Tell me a bit about this year’s instalment.
The jury was very good. It was Ernst Billgren, Charlotte Gyllenhammar and Magnus Uggla. Magnus views a lot of art, he was the trained eye when it comes to viewing art, while Ernst and Charlotte are artists. They were all in agreement to an incredible degree and have managed to create that desirable mix. I think it feels cohesive, even if there are a couple of things that pull in an opposite direction. A lot of people say paintings are dead but there are a lot of paintings involved this year. We might not have that much photo art, but there’s a lot of textiles.
And as for the participants there we have everything from a 92-year-old lady from Skåne to an art professor. Everything from really established artists to complete amateurs. The mix is what’s so great about Vårsalongen. It’s where the professionals and the amateurs meet under the same roof.
Could you give me your current view on Stockholm’s art and gallery scene? What do you see as its pros and cons?
It’s fairly rich in its selection. You can find good art at most galleries, there are highs and there are lows. But, and this is without actually knowing whether it’s true, it feels like many have trouble making ends meet. People who buy art might not buy it through the art galleries to the same extent as before. A lot of people buy through the auction houses. The advantage for the galleries are that they introduce new artists. But as soon as they make it they pop up at the auction houses. And that’s when the galleries have done all the work.

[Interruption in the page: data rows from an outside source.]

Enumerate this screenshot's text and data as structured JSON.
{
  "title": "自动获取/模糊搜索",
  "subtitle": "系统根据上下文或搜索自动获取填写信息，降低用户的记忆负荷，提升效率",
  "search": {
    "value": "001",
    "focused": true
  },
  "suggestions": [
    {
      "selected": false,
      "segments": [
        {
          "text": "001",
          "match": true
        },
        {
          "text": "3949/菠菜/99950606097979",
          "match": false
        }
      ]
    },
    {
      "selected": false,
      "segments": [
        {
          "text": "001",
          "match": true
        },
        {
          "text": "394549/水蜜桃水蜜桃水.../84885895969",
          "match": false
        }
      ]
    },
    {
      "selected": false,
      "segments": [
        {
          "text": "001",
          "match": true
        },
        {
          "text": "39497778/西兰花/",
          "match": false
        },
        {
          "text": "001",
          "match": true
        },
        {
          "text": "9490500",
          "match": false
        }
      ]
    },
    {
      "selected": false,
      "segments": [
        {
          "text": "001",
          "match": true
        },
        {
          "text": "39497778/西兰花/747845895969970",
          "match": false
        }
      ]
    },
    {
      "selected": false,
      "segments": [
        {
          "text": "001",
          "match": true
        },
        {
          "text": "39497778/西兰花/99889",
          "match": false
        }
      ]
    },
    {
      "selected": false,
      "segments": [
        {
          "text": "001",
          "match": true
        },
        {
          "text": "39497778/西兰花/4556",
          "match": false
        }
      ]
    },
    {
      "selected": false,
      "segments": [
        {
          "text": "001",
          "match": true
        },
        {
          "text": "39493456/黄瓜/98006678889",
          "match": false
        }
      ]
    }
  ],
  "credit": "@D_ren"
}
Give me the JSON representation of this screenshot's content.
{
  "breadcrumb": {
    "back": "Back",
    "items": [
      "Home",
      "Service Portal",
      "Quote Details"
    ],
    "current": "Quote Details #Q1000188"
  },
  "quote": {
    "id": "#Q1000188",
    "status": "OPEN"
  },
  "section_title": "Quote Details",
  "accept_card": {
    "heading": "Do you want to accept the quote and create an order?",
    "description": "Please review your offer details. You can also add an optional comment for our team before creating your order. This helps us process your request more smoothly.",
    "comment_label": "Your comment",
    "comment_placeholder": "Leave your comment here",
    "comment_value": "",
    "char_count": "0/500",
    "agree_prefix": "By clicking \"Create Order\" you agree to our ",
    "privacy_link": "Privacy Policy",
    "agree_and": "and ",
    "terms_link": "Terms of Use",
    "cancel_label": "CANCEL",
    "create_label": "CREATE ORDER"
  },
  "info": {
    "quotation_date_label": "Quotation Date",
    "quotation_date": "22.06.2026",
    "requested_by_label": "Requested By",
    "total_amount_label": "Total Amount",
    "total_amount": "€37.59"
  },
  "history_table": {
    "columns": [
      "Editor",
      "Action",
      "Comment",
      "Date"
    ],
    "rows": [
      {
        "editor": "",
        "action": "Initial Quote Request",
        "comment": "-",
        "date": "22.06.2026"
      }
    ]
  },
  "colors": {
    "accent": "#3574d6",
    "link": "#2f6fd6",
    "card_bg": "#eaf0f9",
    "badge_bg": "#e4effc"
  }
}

But Stockholm is very rich when it comes to museums and galleries. We’re a very good art city.
For 2017, what do you think are the new trends, important event and interesting names to look out for?
Since I’m in the art business I think it’s real interesting with what will happen at Bonniers Konsthall. And it’s exciting to see what Magasin 3 will come up with after they have evaluated their operation.
I think it’s difficult to say anything about trends but I look forward to seeing Marie-Louise Ekman exhibit at Moderna. And personally it’s interesting to see what I can come up with without having my own venue. I have to do a great summer exhibition. In any case there will be an extremely interesting 2018 at the new Liljevalchs. We usually have 150,000 visitors but I’m confident in having 250,000 as we have three barnstorming exhibitions lined up.